Question

Statement - 1: The sum of the series 1 + (1 + 2 + 4) + (4 + 6 + 9) + (9 + 12 + 16)+...+(361 + 380 + 400) is 8000.
Statement - 2: ${\sum }_{k=1}^n(k^3-(k-1{)}^3)=n^3,$ for any natural number n.

• A. Statement - 1 is false, Statement - 2 is true.
• B. Statement - 1 is true, Statement - 2 is true, Statement - 2 is a correct explanation for Statement - 1.
• C. Statement - 1 is true, Statement - 2 is true, Statement - 2 is not a correct explanation for Statement - 1.
• D. Statement - 1 is true, Statement - 2 is false.

Answer 1

The correct option is B Statement - 1 is true, Statement - 2 is true, Statement - 2 is a correct explanation for Statement - 1.

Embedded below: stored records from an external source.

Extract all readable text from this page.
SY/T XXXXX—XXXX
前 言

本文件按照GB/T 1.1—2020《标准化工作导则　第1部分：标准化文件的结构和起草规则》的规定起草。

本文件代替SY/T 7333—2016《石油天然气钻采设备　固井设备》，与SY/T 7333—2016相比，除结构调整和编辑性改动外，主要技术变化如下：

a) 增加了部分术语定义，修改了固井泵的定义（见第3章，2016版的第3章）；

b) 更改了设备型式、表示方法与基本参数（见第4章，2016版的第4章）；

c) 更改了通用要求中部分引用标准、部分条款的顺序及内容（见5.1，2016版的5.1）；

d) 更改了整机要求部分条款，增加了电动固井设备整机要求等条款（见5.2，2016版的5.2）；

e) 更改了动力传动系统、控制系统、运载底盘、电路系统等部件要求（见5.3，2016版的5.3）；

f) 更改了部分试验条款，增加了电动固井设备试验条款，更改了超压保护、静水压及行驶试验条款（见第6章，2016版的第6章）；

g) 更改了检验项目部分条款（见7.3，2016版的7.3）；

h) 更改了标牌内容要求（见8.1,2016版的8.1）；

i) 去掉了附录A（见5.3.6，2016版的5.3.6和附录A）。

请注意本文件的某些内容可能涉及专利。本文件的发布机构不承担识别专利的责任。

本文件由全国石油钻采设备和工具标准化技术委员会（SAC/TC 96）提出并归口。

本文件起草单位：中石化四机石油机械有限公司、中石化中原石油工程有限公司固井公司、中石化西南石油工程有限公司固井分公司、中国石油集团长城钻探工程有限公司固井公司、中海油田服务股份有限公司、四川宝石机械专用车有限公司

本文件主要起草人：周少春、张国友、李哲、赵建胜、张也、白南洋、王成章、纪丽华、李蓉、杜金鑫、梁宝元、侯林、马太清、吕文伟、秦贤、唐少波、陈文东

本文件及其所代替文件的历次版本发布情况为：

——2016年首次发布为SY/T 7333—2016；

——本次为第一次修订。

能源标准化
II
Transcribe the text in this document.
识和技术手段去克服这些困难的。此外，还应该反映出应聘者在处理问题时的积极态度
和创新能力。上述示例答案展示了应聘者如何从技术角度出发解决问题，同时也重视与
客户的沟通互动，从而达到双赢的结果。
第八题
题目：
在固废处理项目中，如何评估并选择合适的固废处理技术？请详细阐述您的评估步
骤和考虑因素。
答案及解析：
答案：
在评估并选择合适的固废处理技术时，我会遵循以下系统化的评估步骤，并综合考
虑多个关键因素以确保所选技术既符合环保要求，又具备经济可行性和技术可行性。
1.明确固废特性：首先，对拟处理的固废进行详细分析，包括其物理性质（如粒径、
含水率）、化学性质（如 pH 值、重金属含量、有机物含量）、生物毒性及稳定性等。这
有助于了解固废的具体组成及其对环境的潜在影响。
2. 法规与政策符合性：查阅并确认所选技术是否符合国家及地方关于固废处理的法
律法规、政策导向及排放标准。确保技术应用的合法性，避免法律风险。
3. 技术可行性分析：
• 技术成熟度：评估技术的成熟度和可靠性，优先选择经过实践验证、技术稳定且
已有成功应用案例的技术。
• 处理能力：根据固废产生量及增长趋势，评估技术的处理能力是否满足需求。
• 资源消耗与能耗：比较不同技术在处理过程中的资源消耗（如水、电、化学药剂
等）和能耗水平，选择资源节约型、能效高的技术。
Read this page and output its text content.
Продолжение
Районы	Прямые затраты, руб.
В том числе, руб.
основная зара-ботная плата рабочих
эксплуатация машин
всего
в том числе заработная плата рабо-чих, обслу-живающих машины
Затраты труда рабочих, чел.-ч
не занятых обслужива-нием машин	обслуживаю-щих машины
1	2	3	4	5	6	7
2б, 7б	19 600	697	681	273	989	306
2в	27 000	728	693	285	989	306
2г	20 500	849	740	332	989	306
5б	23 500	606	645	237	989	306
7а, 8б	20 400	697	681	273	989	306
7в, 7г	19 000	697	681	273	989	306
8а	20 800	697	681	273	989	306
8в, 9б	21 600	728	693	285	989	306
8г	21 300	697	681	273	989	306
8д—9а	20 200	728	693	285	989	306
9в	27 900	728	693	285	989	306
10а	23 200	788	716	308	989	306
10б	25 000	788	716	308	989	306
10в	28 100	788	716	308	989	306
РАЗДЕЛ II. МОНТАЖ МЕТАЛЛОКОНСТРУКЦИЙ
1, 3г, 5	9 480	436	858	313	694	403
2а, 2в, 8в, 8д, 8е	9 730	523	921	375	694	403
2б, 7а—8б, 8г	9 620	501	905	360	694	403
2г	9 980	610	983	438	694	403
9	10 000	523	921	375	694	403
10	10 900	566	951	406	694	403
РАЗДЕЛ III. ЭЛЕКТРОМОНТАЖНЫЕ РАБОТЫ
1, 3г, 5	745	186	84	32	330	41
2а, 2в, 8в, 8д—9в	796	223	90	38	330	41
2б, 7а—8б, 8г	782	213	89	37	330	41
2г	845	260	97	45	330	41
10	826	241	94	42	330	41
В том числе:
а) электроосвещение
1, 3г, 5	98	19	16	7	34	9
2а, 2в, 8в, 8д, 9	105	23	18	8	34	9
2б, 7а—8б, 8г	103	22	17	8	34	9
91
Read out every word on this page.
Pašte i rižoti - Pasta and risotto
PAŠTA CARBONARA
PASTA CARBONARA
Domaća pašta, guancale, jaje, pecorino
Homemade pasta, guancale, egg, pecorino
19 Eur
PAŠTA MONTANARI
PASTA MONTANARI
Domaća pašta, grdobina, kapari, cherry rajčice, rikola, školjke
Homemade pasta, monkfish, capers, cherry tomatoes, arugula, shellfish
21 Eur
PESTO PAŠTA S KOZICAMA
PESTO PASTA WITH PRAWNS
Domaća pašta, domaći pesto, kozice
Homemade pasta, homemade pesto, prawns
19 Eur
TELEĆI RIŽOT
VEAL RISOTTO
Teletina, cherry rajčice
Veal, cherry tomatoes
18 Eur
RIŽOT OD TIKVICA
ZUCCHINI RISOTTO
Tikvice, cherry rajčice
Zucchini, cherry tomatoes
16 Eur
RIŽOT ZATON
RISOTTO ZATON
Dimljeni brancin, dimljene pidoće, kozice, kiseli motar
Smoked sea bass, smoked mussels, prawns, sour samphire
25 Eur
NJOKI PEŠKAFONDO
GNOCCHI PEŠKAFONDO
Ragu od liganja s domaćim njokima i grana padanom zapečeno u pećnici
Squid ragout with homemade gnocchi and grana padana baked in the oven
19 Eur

$n^{th}$ term of the given series
$T_n=(n-1{)}^2+(n-1)n+n^2$
$=\frac{\left(\right(n-1{)}^3-n^3)}{(n-1)-n}=n^3-(n-1{)}^3\Rightarrow S_n={\sum }_{k=1}^n[k^3-(k-1{)}^3]\Rightarrow 8000=n^3$
$\Rightarrow n=20$ which is a natural number
$T_1=1^3-0^3{T}_2=2^3-1^3⋮T_{20}={20}^3-{19}^3$
Now, $T_1+T_2+...+T_{20}=S_{20}\Rightarrow S_{20}={20}^3-0^3=8000$
Hence, both the given statements are true and statement 2 supports statement 1.